Member of the Mississippi State Senate from the 35th district
- In office January 1924 – January 1928
- Preceded by: B. E. Wilson
- In office January 1916 – January 1918
- Succeeded by: Joseph N. Brown

Member of the Mississippi House of Representatives from the DeSoto County district
- In office January 1912 – January 1916

Personal details
- Born: February 12, 1885 near Horn Lake, Mississippi, U.S.
- Died: September 2, 1956 (aged 71) Hernando, Mississippi, U.S.
- Party: Democratic

= John W. Barbee =

American politician (1885–1956)

John Wesley Barbee Jr. (February 12, 1885 - September 2, 1956) was an American lawyer and Democratic politician.

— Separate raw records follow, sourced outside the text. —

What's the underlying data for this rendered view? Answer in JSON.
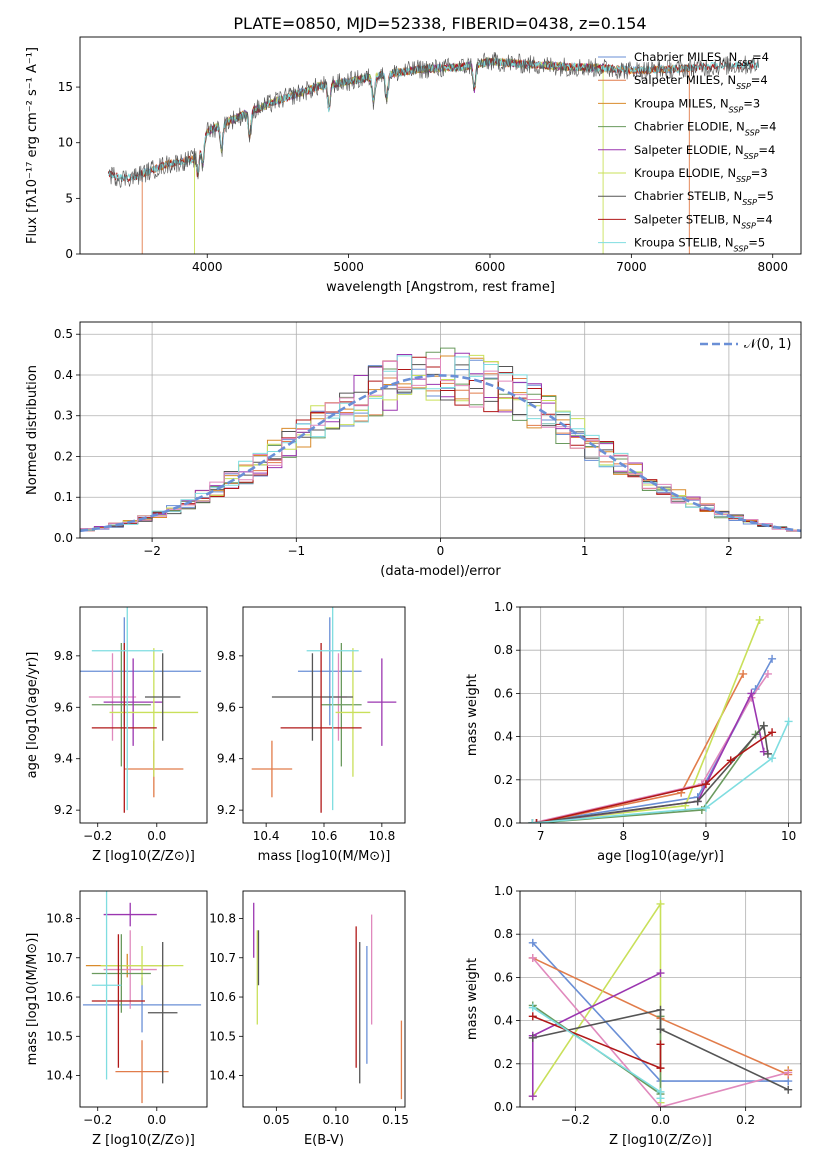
{
  "figure_title": "PLATE=0850, MJD=52338, FIBERID=0438, z=0.154",
  "colors": {
    "Chabrier MILES": "#6a8fd6",
    "Salpeter MILES": "#e17c4a",
    "Kroupa MILES": "#d98b2b",
    "Chabrier ELODIE": "#6a9a5e",
    "Salpeter ELODIE": "#9b36b0",
    "Kroupa ELODIE": "#c9e05a",
    "Chabrier STELIB": "#555555",
    "Salpeter STELIB": "#b01818",
    "Kroupa STELIB": "#7fdde0",
    "pink": "#e089bd",
    "normal": "#6a8fd6"
  },
  "chart_data": [
    {
      "type": "line",
      "title": "PLATE=0850, MJD=52338, FIBERID=0438, z=0.154",
      "xlabel": "wavelength [Angstrom, rest frame]",
      "ylabel": "Flux [fλ10⁻¹⁷ erg cm⁻² s⁻¹ A⁻¹]",
      "xlim": [
        3100,
        8200
      ],
      "ylim": [
        0,
        19.5
      ],
      "xticks": [
        4000,
        5000,
        6000,
        7000,
        8000
      ],
      "yticks": [
        0,
        5,
        10,
        15
      ],
      "legend_placement": "right",
      "legend": [
        "Chabrier MILES, N_SSP=4",
        "Salpeter MILES, N_SSP=4",
        "Kroupa MILES, N_SSP=3",
        "Chabrier ELODIE, N_SSP=4",
        "Salpeter ELODIE, N_SSP=4",
        "Kroupa ELODIE, N_SSP=3",
        "Chabrier STELIB, N_SSP=5",
        "Salpeter STELIB, N_SSP=4",
        "Kroupa STELIB, N_SSP=5"
      ],
      "continuum": {
        "x": [
          3300,
          3400,
          3500,
          3700,
          3900,
          4000,
          4200,
          4500,
          4800,
          5000,
          5200,
          5500,
          5800,
          6000,
          6300,
          6600,
          6800,
          7000,
          7300,
          7600,
          7900
        ],
        "y": [
          7.2,
          6.8,
          7.0,
          8.0,
          8.5,
          11.0,
          12.2,
          13.8,
          15.1,
          15.5,
          16.0,
          16.6,
          16.8,
          17.3,
          17.0,
          16.8,
          16.7,
          16.5,
          16.6,
          16.9,
          17.0
        ]
      }
    },
    {
      "type": "line",
      "xlabel": "(data-model)/error",
      "ylabel": "Normed distribution",
      "xlim": [
        -2.5,
        2.5
      ],
      "ylim": [
        0,
        0.53
      ],
      "xticks": [
        -2,
        -1,
        0,
        1,
        2
      ],
      "yticks": [
        0.0,
        0.1,
        0.2,
        0.3,
        0.4,
        0.5
      ],
      "legend": [
        "𝒩(0, 1)"
      ],
      "legend_placement": "top-right",
      "grid": true,
      "series": [
        {
          "name": "𝒩(0, 1)",
          "function": "normal",
          "mean": 0,
          "sigma": 1
        }
      ]
    },
    {
      "type": "scatter",
      "xlabel": "Z [log10(Z/Z⊙)]",
      "ylabel": "age  [log10(age/yr)]",
      "xlim": [
        -0.26,
        0.17
      ],
      "ylim": [
        9.15,
        9.99
      ],
      "xticks": [
        -0.2,
        0.0
      ],
      "yticks": [
        9.2,
        9.4,
        9.6,
        9.8
      ],
      "points": [
        {
          "x": -0.11,
          "y": 9.74,
          "xerr": 0.26,
          "yerr": 0.21,
          "c": "Chabrier MILES"
        },
        {
          "x": -0.01,
          "y": 9.36,
          "xerr": 0.1,
          "yerr": 0.11,
          "c": "Salpeter MILES"
        },
        {
          "x": -0.15,
          "y": 9.64,
          "xerr": 0.08,
          "yerr": 0.17,
          "c": "pink"
        },
        {
          "x": -0.12,
          "y": 9.61,
          "xerr": 0.1,
          "yerr": 0.24,
          "c": "Chabrier ELODIE"
        },
        {
          "x": -0.08,
          "y": 9.62,
          "xerr": 0.1,
          "yerr": 0.17,
          "c": "Salpeter ELODIE"
        },
        {
          "x": -0.01,
          "y": 9.58,
          "xerr": 0.15,
          "yerr": 0.25,
          "c": "Kroupa ELODIE"
        },
        {
          "x": 0.02,
          "y": 9.64,
          "xerr": 0.06,
          "yerr": 0.17,
          "c": "Chabrier STELIB"
        },
        {
          "x": -0.11,
          "y": 9.52,
          "xerr": 0.11,
          "yerr": 0.33,
          "c": "Salpeter STELIB"
        },
        {
          "x": -0.1,
          "y": 9.82,
          "xerr": 0.12,
          "yerr": 0.62,
          "c": "Kroupa STELIB"
        }
      ]
    },
    {
      "type": "scatter",
      "xlabel": "mass [log10(M/M⊙)]",
      "xlim": [
        10.32,
        10.88
      ],
      "ylim": [
        9.15,
        9.99
      ],
      "xticks": [
        10.4,
        10.6,
        10.8
      ],
      "yticks": [
        9.2,
        9.4,
        9.6,
        9.8
      ],
      "points": [
        {
          "x": 10.62,
          "y": 9.74,
          "xerr": 0.11,
          "yerr": 0.21,
          "c": "Chabrier MILES"
        },
        {
          "x": 10.42,
          "y": 9.36,
          "xerr": 0.07,
          "yerr": 0.11,
          "c": "Salpeter MILES"
        },
        {
          "x": 10.65,
          "y": 9.64,
          "xerr": 0.03,
          "yerr": 0.17,
          "c": "pink"
        },
        {
          "x": 10.66,
          "y": 9.61,
          "xerr": 0.07,
          "yerr": 0.24,
          "c": "Chabrier ELODIE"
        },
        {
          "x": 10.8,
          "y": 9.62,
          "xerr": 0.05,
          "yerr": 0.17,
          "c": "Salpeter ELODIE"
        },
        {
          "x": 10.7,
          "y": 9.58,
          "xerr": 0.06,
          "yerr": 0.25,
          "c": "Kroupa ELODIE"
        },
        {
          "x": 10.56,
          "y": 9.64,
          "xerr": 0.14,
          "yerr": 0.17,
          "c": "Chabrier STELIB"
        },
        {
          "x": 10.59,
          "y": 9.52,
          "xerr": 0.14,
          "yerr": 0.33,
          "c": "Salpeter STELIB"
        },
        {
          "x": 10.63,
          "y": 9.82,
          "xerr": 0.09,
          "yerr": 0.62,
          "c": "Kroupa STELIB"
        }
      ]
    },
    {
      "type": "line",
      "xlabel": "age  [log10(age/yr)]",
      "ylabel": "mass weight",
      "xlim": [
        6.75,
        10.15
      ],
      "ylim": [
        0,
        1.0
      ],
      "xticks": [
        7,
        8,
        9,
        10
      ],
      "yticks": [
        0.0,
        0.2,
        0.4,
        0.6,
        0.8,
        1.0
      ],
      "grid": true,
      "series": [
        {
          "c": "Chabrier MILES",
          "x": [
            6.9,
            8.9,
            9.6,
            9.8
          ],
          "y": [
            0.0,
            0.12,
            0.62,
            0.76
          ]
        },
        {
          "c": "Salpeter MILES",
          "x": [
            6.95,
            8.7,
            9.45
          ],
          "y": [
            0.0,
            0.14,
            0.69
          ]
        },
        {
          "c": "Kroupa ELODIE",
          "x": [
            6.9,
            8.75,
            9.65
          ],
          "y": [
            0.0,
            0.08,
            0.94
          ]
        },
        {
          "c": "pink",
          "x": [
            6.9,
            8.95,
            9.55,
            9.75
          ],
          "y": [
            0.0,
            0.18,
            0.58,
            0.69
          ]
        },
        {
          "c": "Salpeter ELODIE",
          "x": [
            6.95,
            8.9,
            9.55,
            9.7
          ],
          "y": [
            0.0,
            0.1,
            0.6,
            0.33
          ]
        },
        {
          "c": "Chabrier ELODIE",
          "x": [
            6.95,
            8.95,
            9.6,
            9.7
          ],
          "y": [
            0.0,
            0.06,
            0.41,
            0.45
          ]
        },
        {
          "c": "Chabrier STELIB",
          "x": [
            6.9,
            8.9,
            9.7,
            9.75
          ],
          "y": [
            0.0,
            0.1,
            0.45,
            0.32
          ]
        },
        {
          "c": "Salpeter STELIB",
          "x": [
            6.95,
            9.0,
            9.3,
            9.8
          ],
          "y": [
            0.0,
            0.18,
            0.29,
            0.42
          ]
        },
        {
          "c": "Kroupa STELIB",
          "x": [
            6.9,
            9.0,
            9.8,
            10.0
          ],
          "y": [
            0.0,
            0.07,
            0.3,
            0.47
          ]
        }
      ]
    },
    {
      "type": "scatter",
      "xlabel": "Z [log10(Z/Z⊙)]",
      "ylabel": "mass [log10(M/M⊙)]",
      "xlim": [
        -0.26,
        0.17
      ],
      "ylim": [
        10.32,
        10.87
      ],
      "xticks": [
        -0.2,
        0.0
      ],
      "yticks": [
        10.4,
        10.5,
        10.6,
        10.7,
        10.8
      ],
      "points": [
        {
          "x": -0.05,
          "y": 10.58,
          "xerr": 0.2,
          "yerr": 0.07,
          "c": "Chabrier MILES"
        },
        {
          "x": -0.05,
          "y": 10.41,
          "xerr": 0.09,
          "yerr": 0.08,
          "c": "Salpeter MILES"
        },
        {
          "x": -0.1,
          "y": 10.68,
          "xerr": 0.14,
          "yerr": 0.03,
          "c": "Kroupa MILES"
        },
        {
          "x": -0.09,
          "y": 10.67,
          "xerr": 0.09,
          "yerr": 0.1,
          "c": "pink"
        },
        {
          "x": -0.09,
          "y": 10.81,
          "xerr": 0.09,
          "yerr": 0.03,
          "c": "Salpeter ELODIE"
        },
        {
          "x": -0.05,
          "y": 10.68,
          "xerr": 0.14,
          "yerr": 0.05,
          "c": "Kroupa ELODIE"
        },
        {
          "x": -0.12,
          "y": 10.66,
          "xerr": 0.1,
          "yerr": 0.1,
          "c": "Chabrier ELODIE"
        },
        {
          "x": 0.02,
          "y": 10.56,
          "xerr": 0.05,
          "yerr": 0.18,
          "c": "Chabrier STELIB"
        },
        {
          "x": -0.13,
          "y": 10.59,
          "xerr": 0.09,
          "yerr": 0.17,
          "c": "Salpeter STELIB"
        },
        {
          "x": -0.17,
          "y": 10.63,
          "xerr": 0.05,
          "yerr": 0.24,
          "c": "Kroupa STELIB"
        }
      ]
    },
    {
      "type": "scatter",
      "xlabel": "E(B-V)",
      "xlim": [
        0.022,
        0.158
      ],
      "ylim": [
        10.32,
        10.87
      ],
      "xticks": [
        0.05,
        0.1,
        0.15
      ],
      "yticks": [
        10.4,
        10.5,
        10.6,
        10.7,
        10.8
      ],
      "points": [
        {
          "x": 0.031,
          "y": 10.77,
          "yerr": 0.07,
          "c": "Salpeter ELODIE"
        },
        {
          "x": 0.034,
          "y": 10.65,
          "yerr": 0.12,
          "c": "Kroupa ELODIE"
        },
        {
          "x": 0.035,
          "y": 10.7,
          "yerr": 0.07,
          "c": "Chabrier STELIB"
        },
        {
          "x": 0.117,
          "y": 10.6,
          "yerr": 0.18,
          "c": "Salpeter STELIB"
        },
        {
          "x": 0.12,
          "y": 10.56,
          "yerr": 0.18,
          "c": "Chabrier STELIB"
        },
        {
          "x": 0.126,
          "y": 10.58,
          "yerr": 0.15,
          "c": "Chabrier MILES"
        },
        {
          "x": 0.13,
          "y": 10.67,
          "yerr": 0.14,
          "c": "pink"
        },
        {
          "x": 0.155,
          "y": 10.44,
          "yerr": 0.1,
          "c": "Salpeter MILES"
        }
      ]
    },
    {
      "type": "line",
      "xlabel": "Z [log10(Z/Z⊙)]",
      "ylabel": "mass weight",
      "xlim": [
        -0.33,
        0.33
      ],
      "ylim": [
        0,
        1.0
      ],
      "xticks": [
        -0.2,
        0.0,
        0.2
      ],
      "yticks": [
        0.0,
        0.2,
        0.4,
        0.6,
        0.8,
        1.0
      ],
      "grid": true,
      "series": [
        {
          "c": "Chabrier MILES",
          "x": [
            -0.3,
            0.0,
            0.3
          ],
          "y": [
            0.76,
            0.12,
            0.12
          ]
        },
        {
          "c": "Salpeter MILES",
          "x": [
            -0.3,
            0.0,
            0.3
          ],
          "y": [
            0.69,
            0.41,
            0.15
          ]
        },
        {
          "c": "Kroupa MILES",
          "x": [
            0.3
          ],
          "y": [
            0.17
          ]
        },
        {
          "c": "Kroupa ELODIE",
          "x": [
            -0.3,
            0.0,
            0.0
          ],
          "y": [
            0.05,
            0.94,
            0.02
          ]
        },
        {
          "c": "pink",
          "x": [
            -0.3,
            0.0,
            0.3
          ],
          "y": [
            0.69,
            0.0,
            0.16
          ]
        },
        {
          "c": "Salpeter ELODIE",
          "x": [
            -0.3,
            -0.3,
            0.0
          ],
          "y": [
            0.05,
            0.33,
            0.62
          ]
        },
        {
          "c": "Chabrier ELODIE",
          "x": [
            -0.3,
            0.0,
            0.0
          ],
          "y": [
            0.47,
            0.06,
            0.42
          ]
        },
        {
          "c": "Chabrier STELIB",
          "x": [
            -0.3,
            0.0,
            0.0,
            0.3
          ],
          "y": [
            0.32,
            0.45,
            0.36,
            0.08
          ]
        },
        {
          "c": "Salpeter STELIB",
          "x": [
            -0.3,
            0.0,
            0.0
          ],
          "y": [
            0.42,
            0.18,
            0.29
          ]
        },
        {
          "c": "Kroupa STELIB",
          "x": [
            -0.3,
            0.0,
            0.0
          ],
          "y": [
            0.46,
            0.07,
            0.04
          ]
        }
      ]
    }
  ]
}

He was a member of the Mississippi Legislature from DeSoto County in the 1910s and 1920s.

== Early life ==
John Wesley Barbee Jr. was born on February 12, 1885, near Horn Lake, Mississippi. He was the son of John Wesley Barbee Sr., a former Ku Klux Klan member and Sheriff of DeSoto County, and Isabella McKamy (Frazier) Barbee. He was of Irish and Scottish descent. Barbee attended the public schools of DeSoto County before entering Bethel College in 1900. He spent one year (1902) at Mississippi A&M and graduated from Bethel with a B. S. degree in 1905. He then attended Cumberland University and received a L. L. B. degree in 1910.

== Professional career ==
Barbee started practicing law in May 1911. In November 1911, Barbee was elected to represent DeSoto County in the Mississippi House of Representatives, and he served from 1912 to 1916. In November 1915, Barbee was elected to represent the 35th District in the Mississippi State Senate for the 1916-1920 term. During his service, he was the Chairman of the Senate's Military Affairs Committee. In 1916, Barbee was a delegate to the year's Democratic National Convention. In 1917, when he was elected to the office of County Attorney of DeSoto County, Barbee resigned from the Senate and was replaced by Joseph Neal Brown. In 1923, Barbee was re-elected to the Senate for the 1924-1928 term. He was appointed to be a special State Circuit Court judge from September to November, 1926. From 1943 to 1948, he was the sheriff of DeSoto County.

== Personal life and death ==
Barbee was a member of the Presbyterian Church, and he was also a Freemason and a Knight of Pythias. He was a member of the Pi Kappa Alpha fraternity during college. He married Cora Edna Seitz in 1923. Barbee died after a long illness on September 2, 1956, in Hernando, Mississippi.